Les gens ont changé depuis les années 90. La situation aussi. Leur sens critique s’est émoussé. Il n’y a pas de débat public au sujet de l’Ukraine. La plus grande partie des débats, des prises de positions servent à justifier le gouvernement ukrainien, à stigmatiser les Russes. il en est ainsi depuis bien avant le 24 février 2022.

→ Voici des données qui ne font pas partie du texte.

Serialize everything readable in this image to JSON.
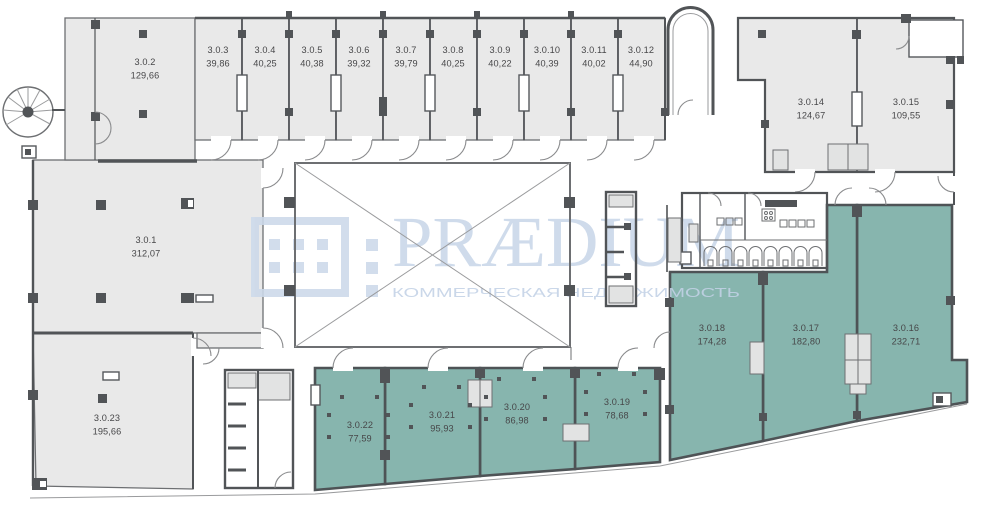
{
  "watermark": {
    "brand": "PRÆDIUM",
    "tagline": "КОММЕРЧЕСКАЯ НЕДВИЖИМОСТЬ",
    "color": "#ccd9ea"
  },
  "colors": {
    "gray_room": "#e9e9e9",
    "teal_room": "#87b5ae",
    "wall_dark": "#515457",
    "wall_mid": "#6d6f72",
    "wall_light": "#9a9b9d",
    "shaft_gray": "#e2e3e3",
    "label": "#474749"
  },
  "rooms": [
    {
      "id": "3.0.1",
      "area": "312,07",
      "type": "gray"
    },
    {
      "id": "3.0.2",
      "area": "129,66",
      "type": "gray"
    },
    {
      "id": "3.0.3",
      "area": "39,86",
      "type": "gray"
    },
    {
      "id": "3.0.4",
      "area": "40,25",
      "type": "gray"
    },
    {
      "id": "3.0.5",
      "area": "40,38",
      "type": "gray"
    },
    {
      "id": "3.0.6",
      "area": "39,32",
      "type": "gray"
    },
    {
      "id": "3.0.7",
      "area": "39,79",
      "type": "gray"
    },
    {
      "id": "3.0.8",
      "area": "40,25",
      "type": "gray"
    },
    {
      "id": "3.0.9",
      "area": "40,22",
      "type": "gray"
    },
    {
      "id": "3.0.10",
      "area": "40,39",
      "type": "gray"
    },
    {
      "id": "3.0.11",
      "area": "40,02",
      "type": "gray"
    },
    {
      "id": "3.0.12",
      "area": "44,90",
      "type": "gray"
    },
    {
      "id": "3.0.14",
      "area": "124,67",
      "type": "gray"
    },
    {
      "id": "3.0.15",
      "area": "109,55",
      "type": "gray"
    },
    {
      "id": "3.0.16",
      "area": "232,71",
      "type": "teal"
    },
    {
      "id": "3.0.17",
      "area": "182,80",
      "type": "teal"
    },
    {
      "id": "3.0.18",
      "area": "174,28",
      "type": "teal"
    },
    {
      "id": "3.0.19",
      "area": "78,68",
      "type": "teal"
    },
    {
      "id": "3.0.20",
      "area": "86,98",
      "type": "teal"
    },
    {
      "id": "3.0.21",
      "area": "95,93",
      "type": "teal"
    },
    {
      "id": "3.0.22",
      "area": "77,59",
      "type": "teal"
    },
    {
      "id": "3.0.23",
      "area": "195,66",
      "type": "gray"
    }
  ]
}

Lorsque les Russes passent à l’offensive, je suis convaincu qu’il n’y a rien d’autre à faire. Mais la propagande est unanime. Elle critique l’invasion russe. Je me demande un moment sur quel pied danser. Je me demande quoi. Et puis subitement, je me dis une chose: c’est faux. Les médias mentent en bloc. Il y a longtemps qu’ils en ont pris l’habitude. Ils ne disent pas la vérité. Il faut prendre à tout prix le contre-pied de ce qu’ils racontent. J’essaie de construire un modèle d’argumentation pour démonter plus facilement les constructions qu’ils échafaudent. Je connais Chomsky depuis longtemps. Je le lis et le relis. Je passe mon temps à me documenter. Je prends avant tout position sur Facebook. Je défends le bien-fondé de l’intervention russe, que je juge inespérée. Je me dis qu’il faut arrêter l’OTAN et surtout l’Union européenne. J’ai acquis la conviction qu’en fait, c’est l’Occident qui a envahi l’Ukraine. Il a organisé un putsch, et depuis lors, il a pris en main les commandes de ce pays. Il a délibérément provoquer une guerres en s’efforçant de ridiculiser les Russes, en les critiquant à tour de bras, en se moquant des accords de Minsk. Les Ukrainiens n’ont rien à dire. L’Occident se sert d’une minorité agissante originaire de Lviv, dont l’idéologie est le néonazisme, qu’il a placée un peu partout aux commandes. Il faut une certaine force de caractère pour rejeter en bloc les affirmations occidentales alors que les Occidentaux réagissent avec passion, qu’ils semblent plus déterminés que jamais, qu’ils mentent avec effronterie, qu’ils profèrent des menaces.
J’ai un peu oublié le Plumitif dans l’intervalle. La feuille de chou n’existe plus. Le blog est une fois de plus à refaire.